The TC-44 for instance or even the TC-50 that went high up into space ten years before the TPS-L2 was released.
What probably did it, besides weight (300g, as opposed to the 900g of a TC-44), market-wise, is that none of the previous portable cassette players were tagged WALKMAN - more a matter of concept than anything else, in proper Sony tradition.
Case in point I : the TCM-100 was a recorder released in april 1978 - same size, same weight, same design but it wasn't named Walkman...
Case in point II : despite the TPS-L2's commercial and sociological success, the real masterpiece is the later WM-II... and it was originally designed at the time of the TCM-100, more than a year before the TPS-L2.

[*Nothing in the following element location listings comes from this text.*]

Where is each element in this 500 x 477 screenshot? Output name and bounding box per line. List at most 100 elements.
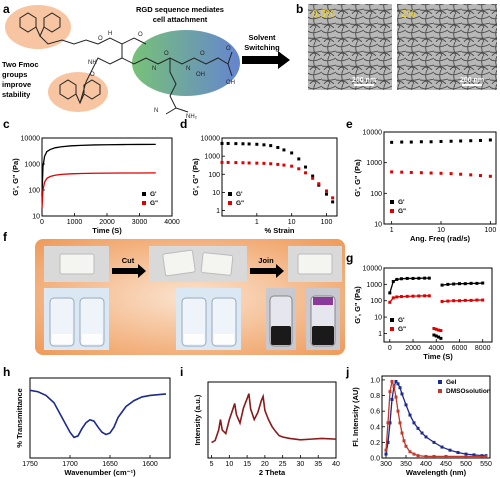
data-point bbox=[459, 139, 463, 143]
data-point bbox=[331, 196, 335, 200]
data-point bbox=[463, 282, 467, 286]
svg-text:OH: OH bbox=[226, 80, 235, 86]
svg-text:NH₂: NH₂ bbox=[186, 114, 198, 120]
x-axis-title: Wavenumber (cm⁻¹) bbox=[64, 468, 136, 477]
y-tick-label: 10 bbox=[374, 315, 382, 322]
data-point bbox=[459, 172, 463, 176]
x-tick-label: 1700 bbox=[62, 461, 78, 468]
legend-swatch bbox=[142, 192, 146, 196]
data-point bbox=[481, 298, 485, 302]
data-point bbox=[408, 413, 412, 417]
data-point bbox=[478, 174, 482, 178]
fmoc-annotation-4: stability bbox=[2, 90, 31, 99]
legend-label: G" bbox=[236, 200, 244, 207]
vial-1b-gel bbox=[82, 334, 102, 344]
data-point bbox=[311, 174, 315, 178]
data-point bbox=[262, 143, 266, 147]
data-point bbox=[317, 182, 321, 186]
data-point bbox=[434, 334, 438, 338]
panel-i-label: i bbox=[180, 365, 183, 379]
data-point bbox=[234, 142, 238, 146]
data-point bbox=[384, 452, 388, 456]
data-point bbox=[427, 294, 431, 298]
data-point bbox=[439, 171, 443, 175]
data-point bbox=[394, 379, 398, 383]
y-tick-label: 1.0 bbox=[370, 377, 380, 384]
panel-d-label: d bbox=[180, 117, 187, 131]
data-point bbox=[396, 409, 400, 413]
data-point bbox=[390, 379, 394, 383]
data-point bbox=[423, 294, 427, 298]
molecule-structure bbox=[19, 12, 233, 115]
data-point bbox=[408, 450, 412, 454]
data-point bbox=[432, 454, 436, 458]
panel-b-label: b bbox=[296, 2, 303, 16]
rgd-highlight bbox=[132, 30, 240, 96]
tem-concentration-2: 2% bbox=[401, 9, 416, 20]
svg-text:O: O bbox=[90, 72, 95, 78]
data-point bbox=[276, 145, 280, 149]
molecule-atoms: O H O N O N O O OH OH N NH₂ NH O bbox=[88, 31, 235, 120]
data-point bbox=[400, 170, 404, 174]
data-point bbox=[457, 282, 461, 286]
legend-swatch bbox=[142, 201, 146, 205]
data-point bbox=[282, 148, 286, 152]
x-axis-title: Time (S) bbox=[92, 226, 122, 235]
data-point bbox=[404, 403, 408, 407]
legend-label: G' bbox=[398, 199, 405, 206]
rgd-annotation-line2: cell attachment bbox=[153, 15, 208, 24]
series-line-G" bbox=[41, 172, 156, 209]
data-point bbox=[390, 140, 394, 144]
legend-label: G" bbox=[150, 200, 158, 207]
data-point bbox=[234, 161, 238, 165]
solvent-switch-arrow bbox=[242, 51, 290, 69]
data-point bbox=[439, 140, 443, 144]
plot-frame-g bbox=[383, 267, 493, 343]
x-tick-label: 15 bbox=[243, 461, 251, 468]
data-point bbox=[488, 174, 492, 178]
data-point bbox=[409, 170, 413, 174]
x-axis-title: % Strain bbox=[264, 226, 294, 235]
data-point bbox=[384, 448, 388, 452]
svg-text:O: O bbox=[98, 36, 103, 42]
data-point bbox=[434, 327, 438, 331]
data-point bbox=[226, 160, 230, 164]
data-point bbox=[388, 300, 392, 304]
x-tick-label: 1000 bbox=[67, 219, 83, 226]
data-point bbox=[437, 328, 441, 332]
y-tick-label: 100 bbox=[208, 172, 220, 179]
fmoc-annotation-2: groups bbox=[2, 70, 27, 79]
x-axis-title: Time (S) bbox=[423, 352, 453, 361]
rgd-annotation-line1: RGD sequence mediates bbox=[136, 5, 224, 14]
vial-2b-gel bbox=[214, 334, 234, 344]
fmoc-annotation-1: Two Fmoc bbox=[2, 60, 39, 69]
data-point bbox=[469, 173, 473, 177]
data-point bbox=[412, 421, 416, 425]
svg-text:O: O bbox=[164, 51, 169, 57]
legend-label: G' bbox=[398, 317, 405, 324]
data-point bbox=[255, 161, 259, 165]
x-tick-label: 1650 bbox=[102, 461, 118, 468]
vial-1a-gel bbox=[52, 334, 72, 344]
x-tick-label: 2000 bbox=[99, 219, 115, 226]
data-point bbox=[412, 452, 416, 456]
tem-scale-0-5: 200 nm bbox=[352, 77, 376, 84]
panel-b: b 0.5% 2% 200 nm 200 nm bbox=[296, 2, 497, 90]
data-point bbox=[400, 140, 404, 144]
gel-cut-piece-2 bbox=[200, 252, 234, 276]
svg-text:N: N bbox=[186, 66, 190, 72]
y-tick-label: 10000 bbox=[363, 130, 383, 137]
data-point bbox=[427, 276, 431, 280]
x-tick-label: 35 bbox=[314, 461, 322, 468]
data-point bbox=[390, 170, 394, 174]
series-line-h bbox=[29, 389, 167, 439]
data-point bbox=[388, 421, 392, 425]
y-tick-label: 10 bbox=[212, 190, 220, 197]
panel-f: f Cut Join bbox=[3, 230, 345, 355]
data-point bbox=[475, 298, 479, 302]
legend-label: G' bbox=[150, 191, 157, 198]
x-tick-label: 25 bbox=[279, 461, 287, 468]
y-axis-title: Fl. Intensity (AU) bbox=[351, 387, 360, 447]
data-point bbox=[452, 282, 456, 286]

What mainly separates the TPS-L2 from its less successful sibling is the "talk-back" orange button (to reinstate possible discussion with other people) and the two headphone jacks (to initiate love-music listening with another one person, at the exclusion of all others - those boring and generally older ones who never do understand what Weltschmerz is all about).
Several monikers and associated logos were tampered with, "Soundabout" being the most well-known, but the traditional WM code didn't come with the first Walkman because although it was planned to be a success, it wasn't expected to become such a success.
The TPS-L2 was rebadged as a WM-3 in 1981 : same object but black, with the WALKMAN logo on the lid, success oblige.
It should be noted, however, that only the early samples of the TPS-L2 didn't have that logo - quick success oblige !
I remember borrowing my cousins' new gadget early in 1980 - I felt like a super-hip dude.